Complete step by step answer:
The question ask us to find the value of “m” if one of the relation giver is $3\left| \overrightarrow{V} \right|=\sqrt{m}$ while the other expression is $2\overrightarrow{V}+\overrightarrow{V}\times (i+2j)=2i+k$. In the first step to solve the expression we will choose for the process in which will give the least possible calculation required. The expression give to us is:
$\Rightarrow 2\overrightarrow{V}+\overrightarrow{V}\times (i+2j)=2i+k$…….(i)
Since, we do not know about the vector $\overrightarrow{V}$, so solving for cross product becomes difficult. This is the reason we will take the help of Scalar Triple Product which states that when a same vector is cross multiplied to another vector and then dot product is found with the vector itself then the expression results to zero. Mathematically written as $\left( a\times b \right)\bullet a=0$. In a similar manner we will multiply each term in the above given expression with $(i+2j)$and find the dot product. On doing this we get:
\[\Rightarrow 2\overrightarrow{V}\bullet (i+2j)+\left( \overrightarrow{V}\times (i+2j) \right)\bullet (i+2j)=\left( 2i+k \right)\bullet (i+2j)\]
\[\Rightarrow 2\overrightarrow{V}\bullet (i+2j)+0=2+0+0\]
To the term in Left Hand Side we will apply $\overrightarrow{a}\bullet \overrightarrow{b}=\left| a \right|\left| b \right|\cos \theta $. On using formula we get:
\[\Rightarrow \left| \overrightarrow{V} \right|\left| i+2j \right|\cos \theta =1\]
We will square the whole expression so that the value is not in root. On doing this we get:
\[\Rightarrow {{\left| \overrightarrow{V} \right|}^{2}}{{\left| i+2j \right|}^{2}}{{\cos }^{2}}\theta ={{1}^{2}}\]
\[\Rightarrow {{\left| \overrightarrow{V} \right|}^{2}}{{\left( \sqrt{{{1}^{2}}+{{2}^{2}}} \right)}^{2}}{{\cos }^{2}}\theta =1\]
\[\Rightarrow {{\left| \overrightarrow{V} \right|}^{2}}5{{\cos }^{2}}\theta ={{1}^{2}}\]
Now, to solve this question we will apply the trigonometric identity which states ${{\sin }^{2}}\theta +{{\cos }^{2}}\theta =1$. On applying we get:
\[\Rightarrow {{\left| \overrightarrow{V} \right|}^{2}}5\left( 1-{{\sin }^{2}}\theta \right)=1\]
\[\Rightarrow 5{{\left| \overrightarrow{V} \right|}^{2}}-5{{\left| \overrightarrow{V} \right|}^{2}}{{\sin }^{2}}\theta =1\]
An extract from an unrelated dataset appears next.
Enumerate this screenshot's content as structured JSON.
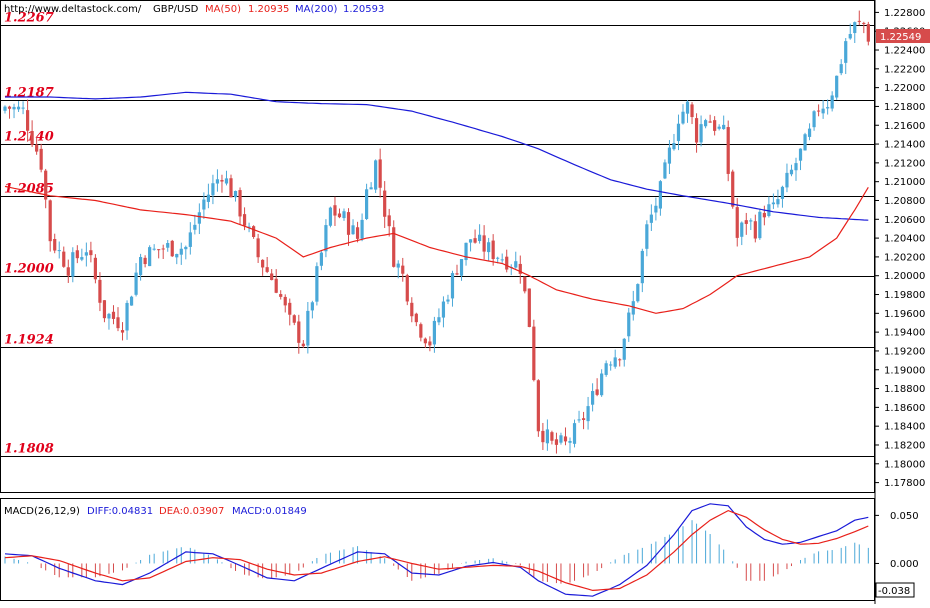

\[\Rightarrow 5{{\left| \overrightarrow{V} \right|}^{2}}{{\sin }^{2}}\theta =1-5{{\left| \overrightarrow{V} \right|}^{2}}\]…….. (ii)
The above equation is not sufficient for us to find the value of “m”. So we will square the equation (i), to get another relation. On squaring we get:
 $\Rightarrow {{\left\{ 2\overrightarrow{V}+\overrightarrow{V}\times (i+2j) \right\}}^{2}}={{\left( 2i+k \right)}^{2}}$
\[\Rightarrow 4{{\left| \overrightarrow{V} \right|}^{2}}+{{\left| \overrightarrow{V} \right|}^{2}}{{(i+2j)}^{2}}{{\sin }^{2}}\theta +2\overrightarrow{V}\bullet \left( \overrightarrow{V}\times (i+2j) \right)=4+1\]
\[\Rightarrow 4{{\left| \overrightarrow{V} \right|}^{2}}+{{\left| \overrightarrow{V} \right|}^{2}}5{{\sin }^{2}}\theta +0=5\]
\[\Rightarrow 5{{\left| \overrightarrow{V} \right|}^{2}}{{\sin }^{2}}\theta =5-4{{\left| \overrightarrow{V} \right|}^{2}}\]
We will substitute \[5{{\left| \overrightarrow{V} \right|}^{2}}{{\sin }^{2}}\theta \] with the equation (ii). On doing this we get:
\[\Rightarrow 4{{\left| \overrightarrow{V} \right|}^{2}}+5{{\left| \overrightarrow{V} \right|}^{2}}-1=5\]
\[\Rightarrow 9{{\left| \overrightarrow{V} \right|}^{2}}=5+1=6\]
On finding the square root of the term we get:
\[\Rightarrow 3\left| \overrightarrow{V} \right|=\sqrt{6}\]
Comparing the expression $3\left| \overrightarrow{V} \right|=\sqrt{m}$ given in the question we see that $m=6$.
$\therefore $ The value of “m” in $3\left| \overrightarrow{V} \right|=\sqrt{m}$ is $6$.

Note: To solve the problem on vectors, we should keep in mind that the dot product of two similar vectors is zero, while the cross product of two perpendicular vectors is zero. Both the above conditions could be found with the help of the formula for dot and cross product respectively.